From cricket to show business

Published : Apr 26, 2003 00:00 IST

PHIL TUFNELL, the cheeky Cockney spinner who won a handful of his 42 Tests for England during his 14-year Test career, has retired to join the world of show business, perhaps his natural home.

TED CORBETT

PHIL TUFNELL, the cheeky Cockney spinner who won a handful of his 42 Tests for England during his 14-year Test career, has retired to join the world of show business, perhaps his natural home.

Tufnell, 37, began his full-time first class career in controversial circumstances when Middlesex sacked their other left-arm Test spinner Phil Edmonds in 1987, continued with a series of incidents around the world — including a hat-kicking scene in Vishakapatnam in 1993 — and finished by springing his retirement on Middlesex who are now left contemplating the prospect of calling their coach John Emburey out of retirement at 48.

He claims that Middlesex have left him in limbo by refusing to offer him a contract after this summer but it may be nearer the truth to suggest that an offer to appear on a television game show called "I'm A Celebrity... Get Me Out Of Here'' is behind his decision to change careers. The show has been the launch pad for at least two new TV success stories in the last year and if Tufnell can enter the showbiz world as well as making his name in newspaper columns and on radio and television sports show he may join the millionaire ranks already inhabited by Geoff Boycott, Ian Botham, Bob Willis and David Gower.

Tufnell's retirement statement said: "At 37-years and after 18 years with the club I can't be waiting around for them to give me assurances.'' Emburey said: "Phil has made his decision and it's the best decision for Phil Tufnell.'' Vinnie Codrington, Middlesex's chief executive added: "We are disappointed that he has chosen to retire, especially as he has blown a hole in our preparations for the season. There was no reason why he should not have been offered an extension.'' He confirmed that Tufnell, who helped Middlesex gain promotion a year ago, had asked for three weeks leave of absence to take part in the show but that the club had declined the request.

Life in cricket will undoubtedly be different without Tufnell.

Early in his career he bowled out West Indies and today he was claiming that having the great Viv Richards caught behind in Richards' last Test was his greatest moment; but he also won two Tests against New Zealand and the 1997 Oval Test against Australia with his enticing flight, sharp turn and change of pace. His bowling was crafted in the style of Colin Blyth of Kent 100 years ago — Blyth was killed in the First World War — but his lifestyle was pure Tufnell. He was not quite the lad from the streets that he liked to pretend. His father was a wealthy jeweller in north London and he went to a public school although he enjoyed the Cockney slang and cool language so much that he had no trouble hiding his privileged background. There is no question that his success against the West Indies at the Oval in 1991 — when he took six for 25 — was due as much to their panic after Richards was dismissed as to his own clever bowling but in New Zealand in 1991-92 his perseverance and skill virtually won the series.

His outstanding bowling against Australia in 1997 was also against a tired team at the end of a long tour but as 121 Test wickets at 37.69 showed he was much more skilful than any other English spinner in that era.

Unhappily for him only Mike Gatting, the Middlesex captain, had any idea how to control his outbursts on-field or in his leisure moments. In India in 1993 he was clearly thrown by the change of life and demanded in one interview: "I've done the poverty, done the elephants; time to go home.'' I wrote a critical commentary on that story and he went into a temper that lasted throughout the match in Vishakapatnam. When Dick Blakey, the wicket-keeper missed a stumping off his bowling he flew into a rage that even Emburey, captain for the day and his greatest supporter, could not control.

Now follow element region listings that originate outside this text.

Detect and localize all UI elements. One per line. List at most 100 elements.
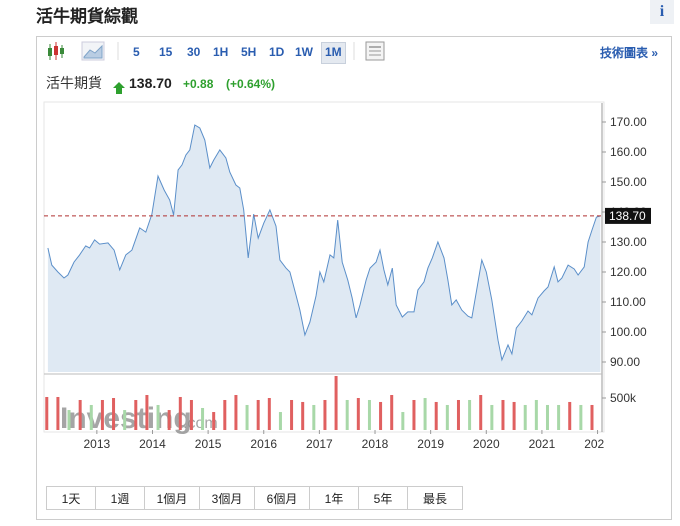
range-button[interactable]: 3個月 <box>199 486 255 510</box>
widget-frame <box>36 36 672 520</box>
volume-bar <box>445 404 449 430</box>
volume-bar <box>100 399 104 430</box>
interval-button[interactable]: 5H <box>241 45 257 59</box>
instrument-name: 活牛期貨 <box>46 75 102 91</box>
range-button[interactable]: 1年 <box>309 486 359 510</box>
volume-bar <box>89 404 93 430</box>
interval-button[interactable]: 15 <box>159 45 173 59</box>
x-tick-label: 2013 <box>83 437 110 451</box>
x-axis: 2013 2014 2015 2016 2017 2018 2019 2020 2021 2022 <box>83 437 611 451</box>
volume-bar <box>479 395 483 430</box>
up-arrow <box>113 82 125 94</box>
x-tick-label: 2018 <box>362 437 389 451</box>
x-tick-label: 2014 <box>139 437 166 451</box>
change-percent: (+0.64%) <box>226 77 275 91</box>
volume-bar <box>201 407 205 430</box>
volume-bar <box>189 399 193 430</box>
range-button[interactable]: 1週 <box>95 486 145 510</box>
volume-bar <box>301 401 305 430</box>
volume-bar <box>434 401 438 430</box>
volume-bar <box>167 410 171 430</box>
volume-bar <box>345 399 349 430</box>
x-tick-label: 2016 <box>250 437 277 451</box>
volume-bar <box>290 399 294 430</box>
volume-bar <box>67 410 71 430</box>
volume-bar <box>45 396 49 430</box>
volume-bar <box>423 398 427 430</box>
y-tick-label: 110.00 <box>610 295 646 309</box>
volume-bar <box>512 401 516 430</box>
volume-bar <box>379 401 383 430</box>
volume-bar <box>323 399 327 430</box>
interval-button[interactable]: 1D <box>269 45 285 59</box>
interval-button[interactable]: 1M <box>321 42 346 64</box>
volume-bar <box>356 398 360 430</box>
volume-bar <box>468 399 472 430</box>
range-button[interactable]: 1個月 <box>144 486 200 510</box>
x-tick-label: 2017 <box>306 437 333 451</box>
volume-bar <box>557 404 561 430</box>
volume-bar <box>156 404 160 430</box>
volume-bar <box>178 396 182 430</box>
x-tick-label: 2019 <box>417 437 444 451</box>
y-tick-label: 160.00 <box>610 145 647 159</box>
x-tick-label: 2020 <box>473 437 500 451</box>
volume-bar <box>390 395 394 430</box>
volume-bar <box>367 399 371 430</box>
volume-bar <box>145 395 149 430</box>
x-tick-label: 2022 <box>584 437 611 451</box>
volume-bar <box>212 412 216 430</box>
technical-link[interactable]: 技術圖表 » <box>600 46 659 60</box>
x-tick-label: 2021 <box>529 437 556 451</box>
y-tick-label: 150.00 <box>610 175 647 189</box>
volume-bar <box>234 395 238 430</box>
volume-bar <box>223 399 227 430</box>
current-price-label: 138.70 <box>609 209 646 223</box>
interval-button[interactable]: 5 <box>133 45 140 59</box>
volume-bar <box>545 404 549 430</box>
page-title: 活牛期貨綜觀 <box>36 7 138 26</box>
x-tick-label: 2015 <box>195 437 222 451</box>
volume-bar <box>523 404 527 430</box>
range-button[interactable]: 6個月 <box>254 486 310 510</box>
volume-bar <box>112 398 116 430</box>
volume-bar <box>134 399 138 430</box>
y-tick-label: 100.00 <box>610 325 647 339</box>
volume-bar <box>334 376 338 430</box>
current-price-box <box>605 207 651 224</box>
y-tick-label: 130.00 <box>610 235 647 249</box>
range-button[interactable]: 最長 <box>407 486 463 510</box>
volume-bar <box>123 410 127 430</box>
volume-bar <box>401 412 405 430</box>
volume-bar <box>56 396 60 430</box>
interval-button[interactable]: 30 <box>187 45 201 59</box>
volume-tick-label: 500k <box>610 391 637 405</box>
area-fill <box>47 125 601 372</box>
volume-bar <box>245 404 249 430</box>
info-button[interactable]: i <box>650 0 674 24</box>
interval-button[interactable]: 1H <box>213 45 229 59</box>
volume-bar <box>412 399 416 430</box>
price: 138.70 <box>129 75 172 91</box>
volume-bar <box>267 398 271 430</box>
volume-bar <box>456 399 460 430</box>
volume-bar <box>78 399 82 430</box>
volume-bar <box>256 399 260 430</box>
volume-bar <box>590 404 594 430</box>
volume-bar <box>579 404 583 430</box>
range-button[interactable]: 1天 <box>46 486 96 510</box>
range-button[interactable]: 5年 <box>358 486 408 510</box>
y-tick-label: 90.00 <box>610 355 640 369</box>
volume-bar <box>568 401 572 430</box>
change: +0.88 <box>183 77 214 91</box>
interval-button[interactable]: 1W <box>295 45 313 59</box>
volume-bar <box>534 399 538 430</box>
y-tick-label: 120.00 <box>610 265 647 279</box>
toolbar-icons <box>48 41 385 61</box>
price-line <box>47 124 601 362</box>
plot-frame <box>43 101 605 433</box>
volume-bar <box>490 404 494 430</box>
volume-bar <box>501 399 505 430</box>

He kicked his cap across the ground at the end of the over and was fined and censured by the team management. His distress afterwards was so great that two Church of England ministers were required to calm him down. He had already been taken by the Australian police to hospital after a breakdown — following a row with his girl friend over the phone — but, as Gatting forecast, turned up two days later, whistling softly to himself and ready to resume his part in the 1994-95 tour Down Under.

Now he is entering a profession in which tantrums are more readily accepted. While the world of cricket will miss him, the world of the temperamental actor will see him as one of their own.